Les acheteurs achètent de l’essence dans une station Shell à Bethesda, Maryland la semaine dernière. La guerre en Ukraine a contribué à une forte hausse des prix du gaz. Photographie : Jim Lo Scalzo / EPA

« Voici la vérité : nous ne pouvons pas nous consacrer à une économie équilibrée et saine et continuer à augmenter notre dette nationale de 30 000 milliards de dollars », a déclaré Manchin mardi en réponse au dernier rapport sur l’inflation.

La position de Manchin a indigné les progressistes, qui insistent sur une inflation élevée soulignant le besoin urgent d’approuver Build Back Better et de fournir une assistance aux familles.

« Les Américains ont été coupés par les prix.
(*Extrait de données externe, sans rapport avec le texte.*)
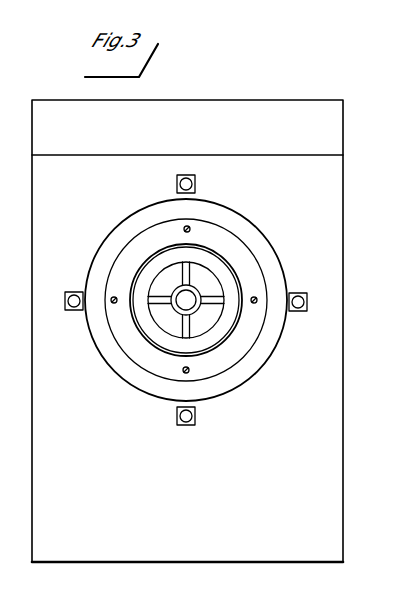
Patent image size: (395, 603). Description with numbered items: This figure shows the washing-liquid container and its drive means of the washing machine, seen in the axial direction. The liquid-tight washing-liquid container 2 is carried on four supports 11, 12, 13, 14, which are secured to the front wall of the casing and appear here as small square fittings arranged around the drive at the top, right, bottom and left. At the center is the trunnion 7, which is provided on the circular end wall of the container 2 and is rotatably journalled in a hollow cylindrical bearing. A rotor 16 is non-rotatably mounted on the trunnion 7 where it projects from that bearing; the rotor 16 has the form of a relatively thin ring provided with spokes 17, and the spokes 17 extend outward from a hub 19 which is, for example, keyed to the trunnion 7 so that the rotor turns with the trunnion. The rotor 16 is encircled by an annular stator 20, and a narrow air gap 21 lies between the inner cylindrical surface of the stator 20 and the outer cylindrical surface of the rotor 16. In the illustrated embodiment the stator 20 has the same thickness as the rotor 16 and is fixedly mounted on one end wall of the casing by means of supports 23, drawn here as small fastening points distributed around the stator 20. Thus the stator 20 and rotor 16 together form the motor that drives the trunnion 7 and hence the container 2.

The washing-liquid container 2 is at (258, 237).
The trunnion 7 is at (198, 297).
The support 11 is at (196, 185).
The support 12 is at (296, 293).
The support 13 is at (196, 418).
The support 14 is at (78, 292).
The rotor 16 is at (157, 353).
The spokes 17 is at (176, 303).
The hub 19 is at (170, 345).
The stator 20 is at (117, 268).
The air gap 21 is at (157, 243).
The supports 23 is at (190, 227).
L’inflation atteint ses profits et la tâche numéro un de tout politicien est d’élever le niveau de vie de ses électeurs », a déclaré Joseph Geevarghese, directeur exécutif du groupe progressiste Notre révolution.

En ce qui concerne la mi-mandat, Geevarghese a ajouté : « Je pense qu’il sera déjà très difficile de gagner. Et puis il y a les obstructionnistes qui rendent plus difficile la victoire du président et de notre parti ».
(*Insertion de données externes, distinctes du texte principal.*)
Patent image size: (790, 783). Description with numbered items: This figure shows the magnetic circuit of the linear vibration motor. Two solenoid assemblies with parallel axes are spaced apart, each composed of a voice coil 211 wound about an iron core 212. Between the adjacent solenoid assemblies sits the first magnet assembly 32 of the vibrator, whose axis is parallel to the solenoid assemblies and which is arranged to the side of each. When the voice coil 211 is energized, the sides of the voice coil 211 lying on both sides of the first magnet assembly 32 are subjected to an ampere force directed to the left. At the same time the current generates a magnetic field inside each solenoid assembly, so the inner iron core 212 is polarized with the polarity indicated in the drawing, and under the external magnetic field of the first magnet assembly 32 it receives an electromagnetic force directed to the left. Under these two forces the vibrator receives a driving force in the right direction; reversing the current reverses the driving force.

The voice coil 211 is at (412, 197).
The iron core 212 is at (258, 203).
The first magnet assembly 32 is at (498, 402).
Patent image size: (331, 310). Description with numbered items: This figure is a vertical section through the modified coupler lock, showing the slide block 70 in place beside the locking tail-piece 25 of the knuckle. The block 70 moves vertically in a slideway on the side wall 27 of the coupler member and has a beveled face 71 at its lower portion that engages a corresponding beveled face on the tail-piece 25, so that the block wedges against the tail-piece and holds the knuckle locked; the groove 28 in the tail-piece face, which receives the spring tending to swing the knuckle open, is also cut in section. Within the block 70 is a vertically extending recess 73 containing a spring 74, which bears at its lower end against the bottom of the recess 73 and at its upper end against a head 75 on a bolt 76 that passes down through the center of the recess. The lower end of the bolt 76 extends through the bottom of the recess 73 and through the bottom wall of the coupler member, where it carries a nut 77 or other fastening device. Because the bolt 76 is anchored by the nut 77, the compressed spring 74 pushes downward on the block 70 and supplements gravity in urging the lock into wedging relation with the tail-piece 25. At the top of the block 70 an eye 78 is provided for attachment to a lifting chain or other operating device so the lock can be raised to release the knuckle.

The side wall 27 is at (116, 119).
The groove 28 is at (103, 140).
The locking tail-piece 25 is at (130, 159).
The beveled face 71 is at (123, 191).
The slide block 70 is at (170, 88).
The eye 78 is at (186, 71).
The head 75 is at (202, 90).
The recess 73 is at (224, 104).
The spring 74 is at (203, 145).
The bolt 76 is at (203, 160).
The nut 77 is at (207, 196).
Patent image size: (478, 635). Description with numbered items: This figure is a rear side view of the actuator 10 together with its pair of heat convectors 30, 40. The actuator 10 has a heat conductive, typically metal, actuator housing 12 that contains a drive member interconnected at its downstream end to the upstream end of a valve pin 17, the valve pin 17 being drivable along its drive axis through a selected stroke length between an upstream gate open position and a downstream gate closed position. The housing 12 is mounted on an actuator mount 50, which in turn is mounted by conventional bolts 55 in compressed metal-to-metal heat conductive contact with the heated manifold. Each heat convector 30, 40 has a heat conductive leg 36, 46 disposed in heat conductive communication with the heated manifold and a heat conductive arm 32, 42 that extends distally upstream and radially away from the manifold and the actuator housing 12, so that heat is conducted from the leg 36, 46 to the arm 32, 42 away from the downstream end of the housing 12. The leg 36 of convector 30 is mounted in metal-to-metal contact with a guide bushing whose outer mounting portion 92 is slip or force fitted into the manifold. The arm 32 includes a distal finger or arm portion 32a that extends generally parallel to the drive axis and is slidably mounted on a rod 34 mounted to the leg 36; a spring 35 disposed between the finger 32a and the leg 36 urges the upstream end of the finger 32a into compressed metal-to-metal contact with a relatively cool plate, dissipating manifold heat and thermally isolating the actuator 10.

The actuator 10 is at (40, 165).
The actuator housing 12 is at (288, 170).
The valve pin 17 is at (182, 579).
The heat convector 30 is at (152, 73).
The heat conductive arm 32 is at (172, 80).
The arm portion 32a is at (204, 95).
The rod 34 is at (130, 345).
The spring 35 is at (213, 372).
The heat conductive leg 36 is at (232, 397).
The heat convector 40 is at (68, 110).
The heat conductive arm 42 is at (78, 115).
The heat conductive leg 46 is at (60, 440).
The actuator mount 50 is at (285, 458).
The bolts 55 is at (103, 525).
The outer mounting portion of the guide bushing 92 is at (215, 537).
Horwitz a déclaré qu’il restait optimiste quant à la capacité des démocrates à adopter une version de Build Back Better qui réduira les coûts pour les familles. Manchin a indiqué qu’il serait ouvert à une proposition si elle n’ajoutait pas au déficit fédéral. Cela obligerait les démocrates à réduire davantage leurs dépenses, mais pourrait leur donner une victoire à vendre aux électeurs.

« Vous pouvez faire les deux », a déclaré Horvitz. « Vous pouvez avoir un plan qui permet de récolter une somme d’argent importante en modifiant le code des impôts et vous pouvez utiliser une partie de cet argent pour rembourser des dettes et des déficits. Et vous pouvez utiliser une partie de cet argent pour des programmes qui atténuent l’inflation et aident les consommateurs.

« Ce n’est pas un dunk, mais c’est quelque chose qui pourrait arriver. Nous en saurons plus dans les deux prochains mois sur la probabilité que cela soit ».